While the effects on the budget are much smaller, the closing down of six firehouses and the elimination of two other engine companies—in the face of strong public opposition—also shows the determination of the Bloomberg administration to subordinate the will of the people to that of the bankers.

The lauding of the firefighters as heroes after 343 of them died attempting to rescue people from the World Trade Center during the September 11 terrorist attacks has been shelved in the face of financial pressures. The cutbacks also expose the hypocrisy involved in the constant issuing of terror alerts, given that firefighters would be the first responders in the event of a real attack.

Long sought by the Bloomberg administration, the closings were only postponed last fall as part of the mayor’s negotiations with the City Council to pass an 18.5 percent increase in the property tax rate effective January 1.

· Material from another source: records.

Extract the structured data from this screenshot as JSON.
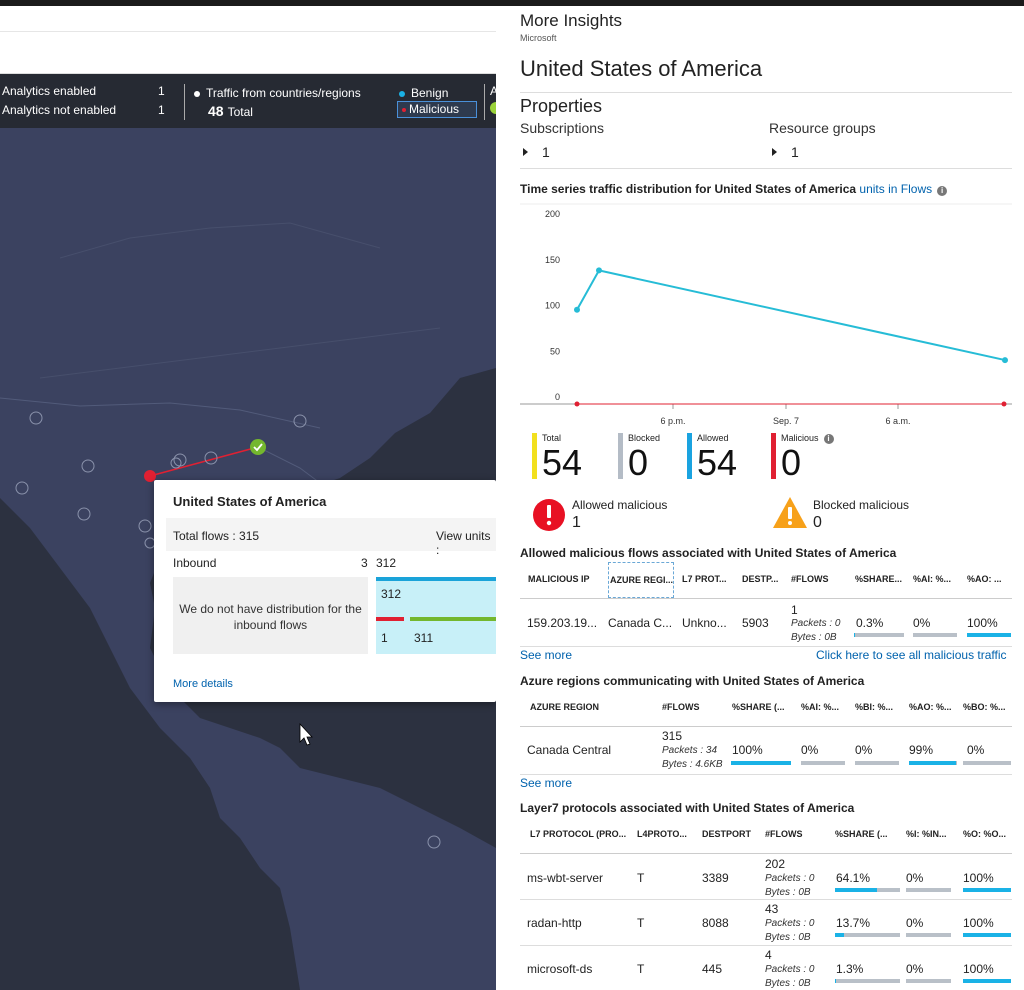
{
  "legend": {
    "analytics_enabled_label": "Analytics enabled",
    "analytics_enabled_count": "1",
    "analytics_not_enabled_label": "Analytics not enabled",
    "analytics_not_enabled_count": "1",
    "traffic_label": "Traffic from countries/regions",
    "traffic_total_value": "48",
    "traffic_total_label": "Total",
    "benign_label": "Benign",
    "malicious_label": "Malicious",
    "cut_label": "A"
  },
  "popup": {
    "title": "United States of America",
    "total_flows": "Total flows : 315",
    "view_units": "View units :",
    "inbound_label": "Inbound",
    "inbound_count": "3",
    "inbound_flows": "312",
    "no_distribution": "We do not have distribution for the inbound flows",
    "bar_top_value": "312",
    "bar_malicious_value": "1",
    "bar_benign_value": "311",
    "more_details": "More details"
  },
  "panel": {
    "title": "More Insights",
    "subtitle": "Microsoft",
    "country": "United States of America",
    "properties": "Properties",
    "subscriptions_label": "Subscriptions",
    "subscriptions_value": "1",
    "resource_groups_label": "Resource groups",
    "resource_groups_value": "1",
    "timeseries_title": "Time series traffic distribution for United States of America",
    "timeseries_units": "units in Flows",
    "kpis": [
      {
        "label": "Total",
        "value": "54",
        "color": "#f2e01e"
      },
      {
        "label": "Blocked",
        "value": "0",
        "color": "#b4bcc6"
      },
      {
        "label": "Allowed",
        "value": "54",
        "color": "#1aa3e0"
      },
      {
        "label": "Malicious",
        "value": "0",
        "color": "#e02032"
      }
    ],
    "allowed_malicious_label": "Allowed malicious",
    "allowed_malicious_value": "1",
    "blocked_malicious_label": "Blocked malicious",
    "blocked_malicious_value": "0",
    "mal_flows": {
      "title": "Allowed malicious flows associated with United States of America",
      "headers": [
        "MALICIOUS IP",
        "AZURE REGI...",
        "L7 PROT...",
        "DESTP...",
        "#FLOWS",
        "%SHARE...",
        "%AI: %...",
        "%AO: ..."
      ],
      "row": {
        "ip": "159.203.19...",
        "region": "Canada C...",
        "l7": "Unkno...",
        "port": "5903",
        "flows": "1",
        "packets": "Packets : 0",
        "bytes": "Bytes : 0B",
        "share": "0.3%",
        "ai": "0%",
        "ao": "100%"
      },
      "see_more": "See more",
      "see_all": "Click here to see all malicious traffic"
    },
    "regions": {
      "title": "Azure regions communicating with United States of America",
      "headers": [
        "AZURE REGION",
        "#FLOWS",
        "%SHARE (...",
        "%AI: %...",
        "%BI: %...",
        "%AO: %...",
        "%BO: %..."
      ],
      "row": {
        "region": "Canada Central",
        "flows": "315",
        "packets": "Packets : 34",
        "bytes": "Bytes : 4.6KB",
        "share": "100%",
        "ai": "0%",
        "bi": "0%",
        "ao": "99%",
        "bo": "0%"
      },
      "see_more": "See more"
    },
    "l7": {
      "title": "Layer7 protocols associated with United States of America",
      "headers": [
        "L7 PROTOCOL (PRO...",
        "L4PROTO...",
        "DESTPORT",
        "#FLOWS",
        "%SHARE (...",
        "%I: %IN...",
        "%O: %O..."
      ],
      "rows": [
        {
          "proto": "ms-wbt-server",
          "l4": "T",
          "port": "3389",
          "flows": "202",
          "packets": "Packets : 0",
          "bytes": "Bytes : 0B",
          "share": "64.1%",
          "share_frac": 0.641,
          "i": "0%",
          "o": "100%"
        },
        {
          "proto": "radan-http",
          "l4": "T",
          "port": "8088",
          "flows": "43",
          "packets": "Packets : 0",
          "bytes": "Bytes : 0B",
          "share": "13.7%",
          "share_frac": 0.137,
          "i": "0%",
          "o": "100%"
        },
        {
          "proto": "microsoft-ds",
          "l4": "T",
          "port": "445",
          "flows": "4",
          "packets": "Packets : 0",
          "bytes": "Bytes : 0B",
          "share": "1.3%",
          "share_frac": 0.013,
          "i": "0%",
          "o": "100%"
        }
      ]
    }
  },
  "chart_data": {
    "type": "line",
    "x_tick_labels": [
      "6 p.m.",
      "Sep. 7",
      "6 a.m."
    ],
    "y_ticks": [
      0,
      50,
      100,
      150,
      200
    ],
    "ylim": [
      0,
      200
    ],
    "series": [
      {
        "color": "#26bcd6",
        "values": [
          103,
          146,
          48
        ]
      },
      {
        "color": "#e02032",
        "values": [
          0,
          0,
          0
        ]
      }
    ],
    "grid": false
  }
}
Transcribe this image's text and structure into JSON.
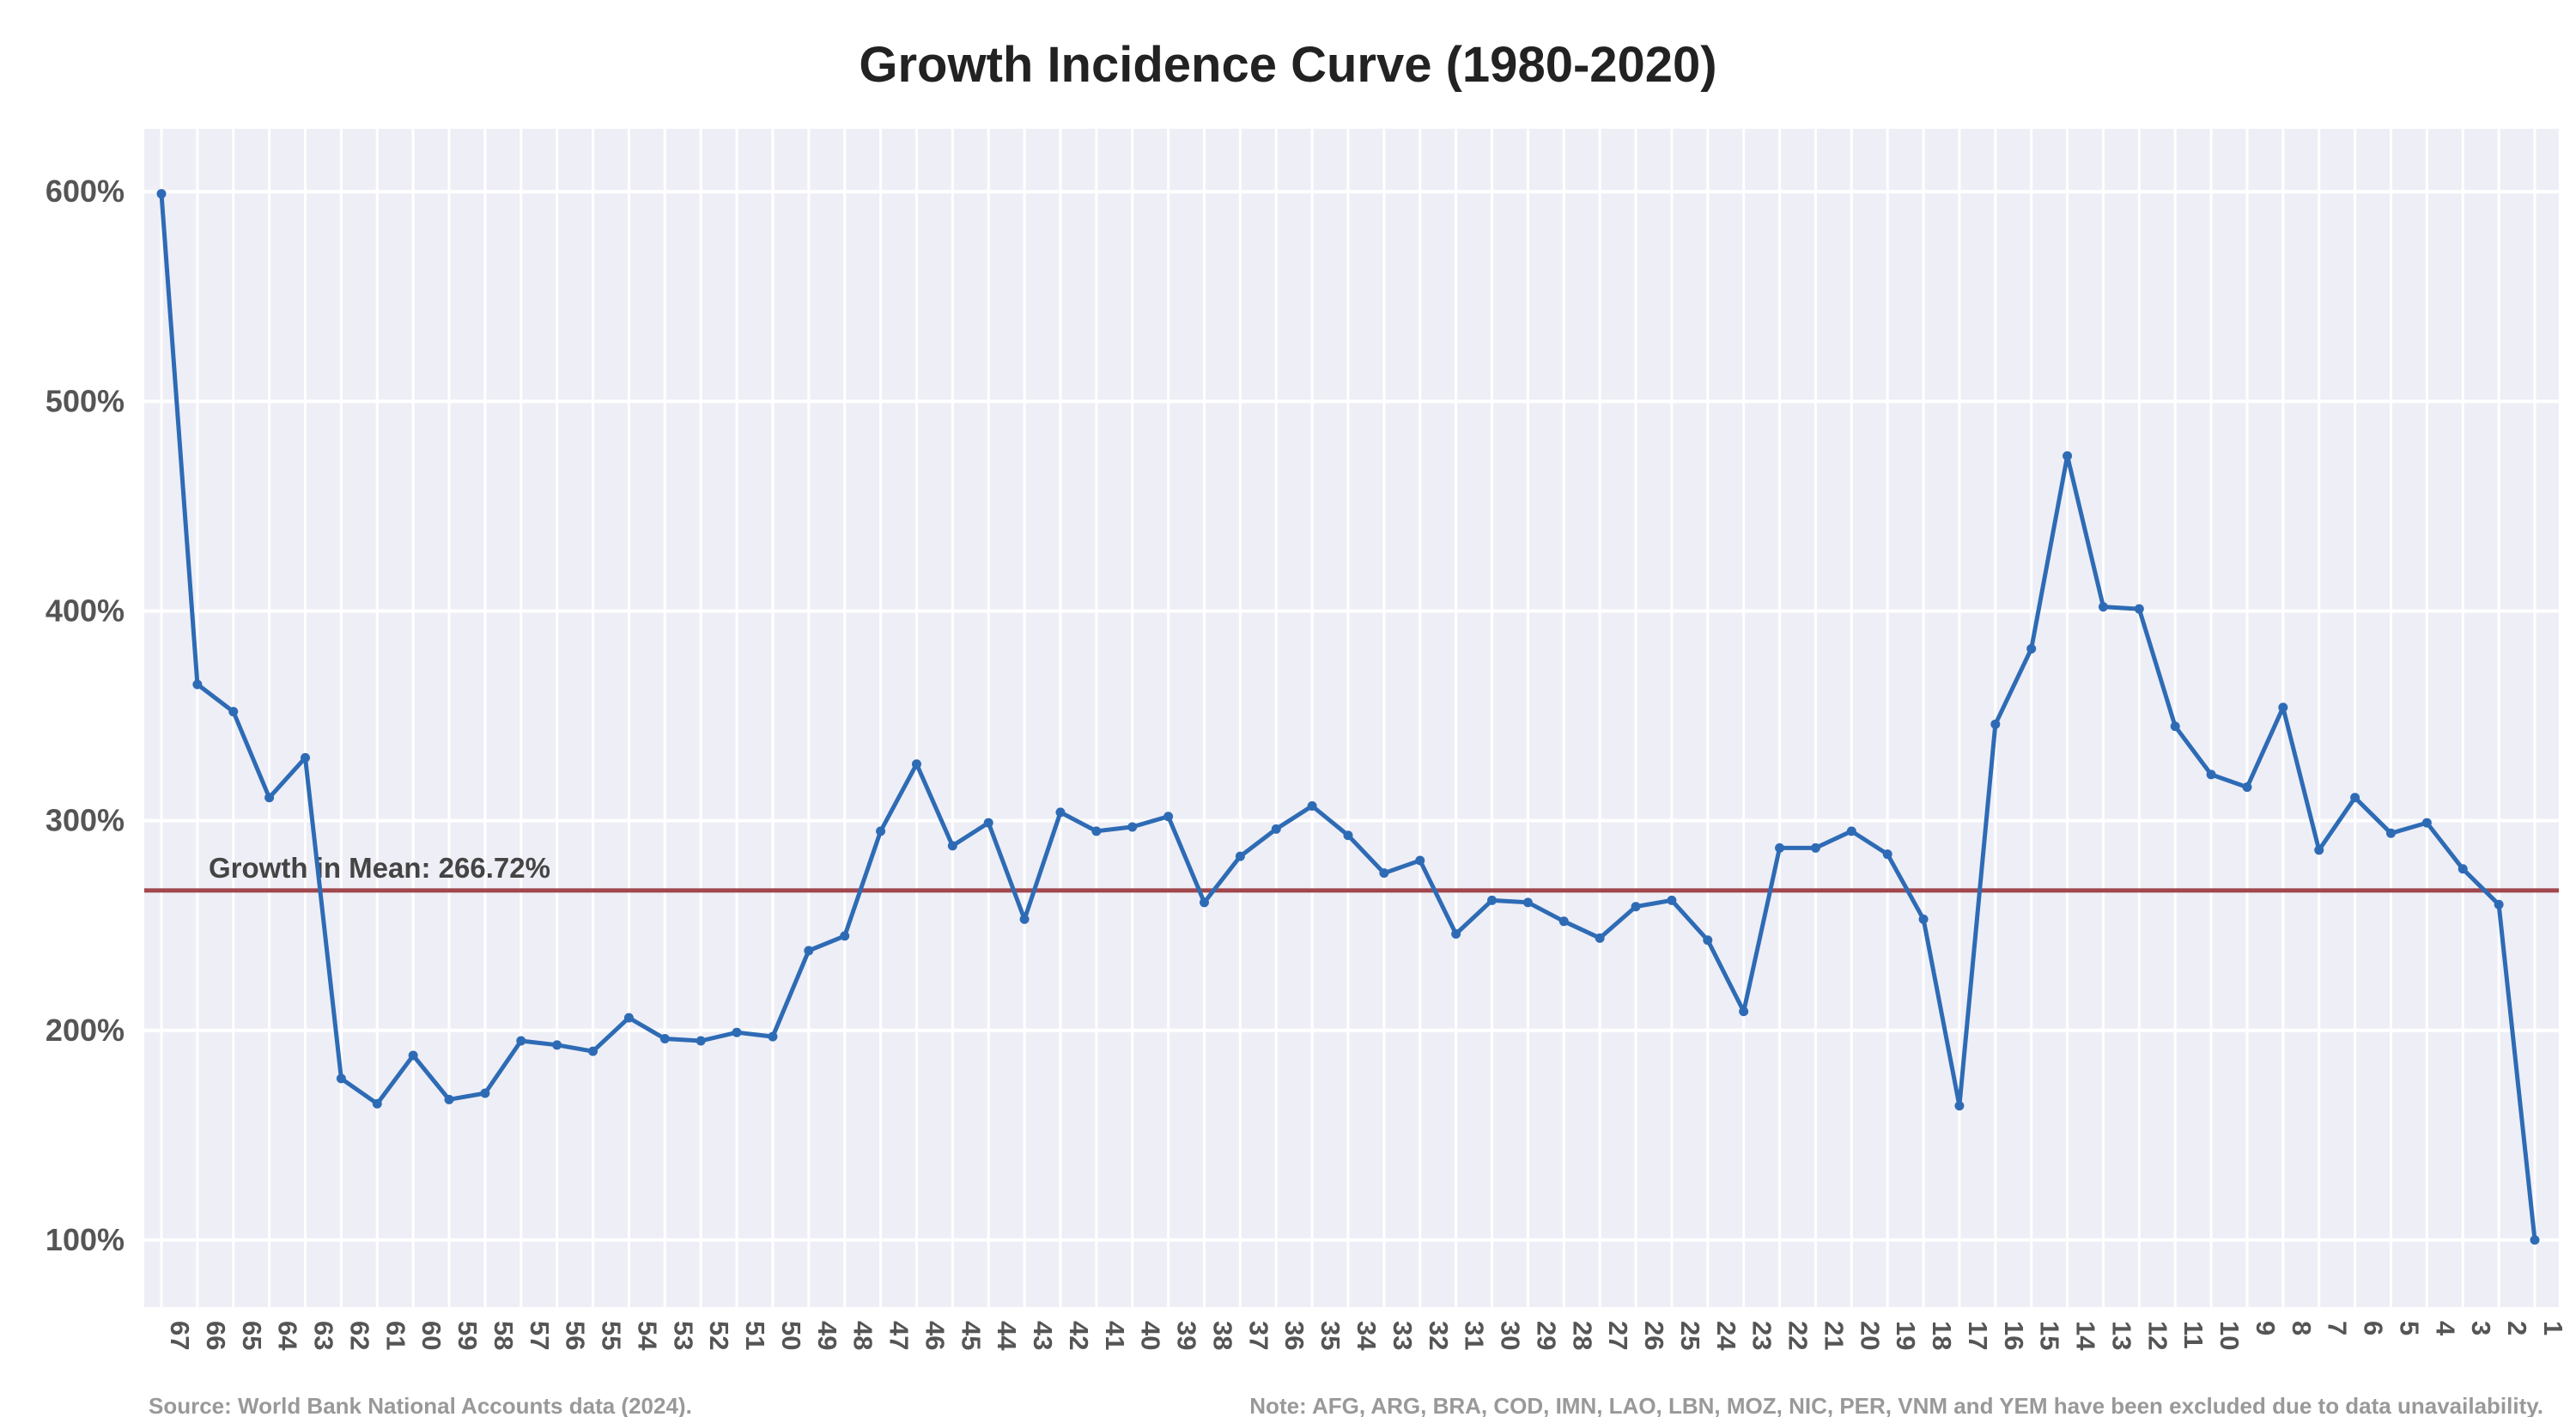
{
  "chart_data": {
    "type": "line",
    "title": "Growth Incidence Curve (1980-2020)",
    "xlabel": "",
    "ylabel": "",
    "ylim": [
      68,
      630
    ],
    "y_ticks": [
      100,
      200,
      300,
      400,
      500,
      600
    ],
    "y_tick_labels": [
      "100%",
      "200%",
      "300%",
      "400%",
      "500%",
      "600%"
    ],
    "categories": [
      "67",
      "66",
      "65",
      "64",
      "63",
      "62",
      "61",
      "60",
      "59",
      "58",
      "57",
      "56",
      "55",
      "54",
      "53",
      "52",
      "51",
      "50",
      "49",
      "48",
      "47",
      "46",
      "45",
      "44",
      "43",
      "42",
      "41",
      "40",
      "39",
      "38",
      "37",
      "36",
      "35",
      "34",
      "33",
      "32",
      "31",
      "30",
      "29",
      "28",
      "27",
      "26",
      "25",
      "24",
      "23",
      "22",
      "21",
      "20",
      "19",
      "18",
      "17",
      "16",
      "15",
      "14",
      "13",
      "12",
      "11",
      "10",
      "9",
      "8",
      "7",
      "6",
      "5",
      "4",
      "3",
      "2",
      "1"
    ],
    "series": [
      {
        "name": "Growth",
        "color": "#2e6bb5",
        "values": [
          599,
          365,
          352,
          311,
          330,
          177,
          165,
          188,
          167,
          170,
          195,
          193,
          190,
          206,
          196,
          195,
          199,
          197,
          238,
          245,
          295,
          327,
          288,
          299,
          253,
          304,
          295,
          297,
          302,
          261,
          283,
          296,
          307,
          293,
          275,
          281,
          246,
          262,
          261,
          252,
          244,
          259,
          262,
          243,
          209,
          287,
          287,
          295,
          284,
          253,
          164,
          346,
          382,
          474,
          402,
          401,
          345,
          322,
          316,
          354,
          286,
          311,
          294,
          299,
          277,
          260,
          100
        ]
      }
    ],
    "reference_line": {
      "value": 266.72,
      "label": "Growth in Mean: 266.72%",
      "color": "#a0474d"
    },
    "grid": true,
    "background": "#eeeef6",
    "source": "Source: World Bank National Accounts data (2024).",
    "note": "Note: AFG, ARG, BRA, COD, IMN, LAO, LBN, MOZ, NIC, PER, VNM and YEM have been excluded due to data unavailability."
  }
}
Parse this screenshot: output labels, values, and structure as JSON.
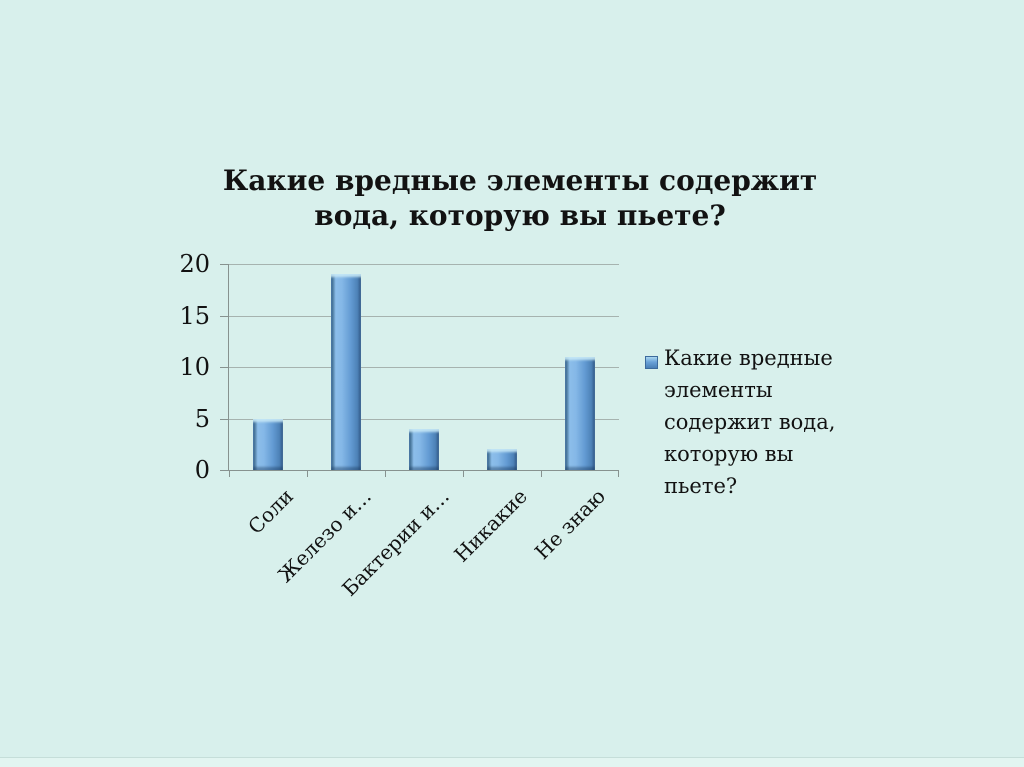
{
  "slide": {
    "background_color": "#d8f0ec"
  },
  "chart_data": {
    "type": "bar",
    "title": "Какие вредные элементы содержит вода, которую вы пьете?",
    "title_lines": [
      "Какие вредные элементы содержит",
      "вода, которую вы пьете?"
    ],
    "categories": [
      "Соли",
      "Железо и…",
      "Бактерии и…",
      "Никакие",
      "Не знаю"
    ],
    "values": [
      5,
      19,
      4,
      2,
      11
    ],
    "y_ticks": [
      0,
      5,
      10,
      15,
      20
    ],
    "ylim": [
      0,
      20
    ],
    "grid": true,
    "legend_position": "right",
    "bar_color_main": "#5b94cd",
    "bar_color_light": "#8cbeea",
    "bar_color_dark": "#3a6595",
    "axis_color": "#87928f",
    "gridline_color": "#a6b3af"
  },
  "legend": {
    "label": "Какие вредные элементы содержит вода, которую вы пьете?",
    "lines": [
      "Какие вредные",
      "элементы",
      "содержит вода,",
      "которую вы",
      "пьете?"
    ],
    "swatch_color": "#5b94cd"
  }
}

In the interim, rather than challenge the basic premise of the city’s fiscal crisis, firefighter union leaders have floated the idea of “corporate sponsorship” of different firehouses. While not specific as to just what this would mean, it would likely involve corporate naming rights similar to most major sports arenas. The obvious question is whether corporate sponsors would also be able to buy special firefighting services not provided to the general public.

The idea of such corporate sponsorship, which reportedly is being considered for other city services as well, would represent a first step toward wholesale privatization. Indeed, in the nineteenth century firehouses were owned and operated by insurance companies and would only extinguish fires on the premises of their policyholders.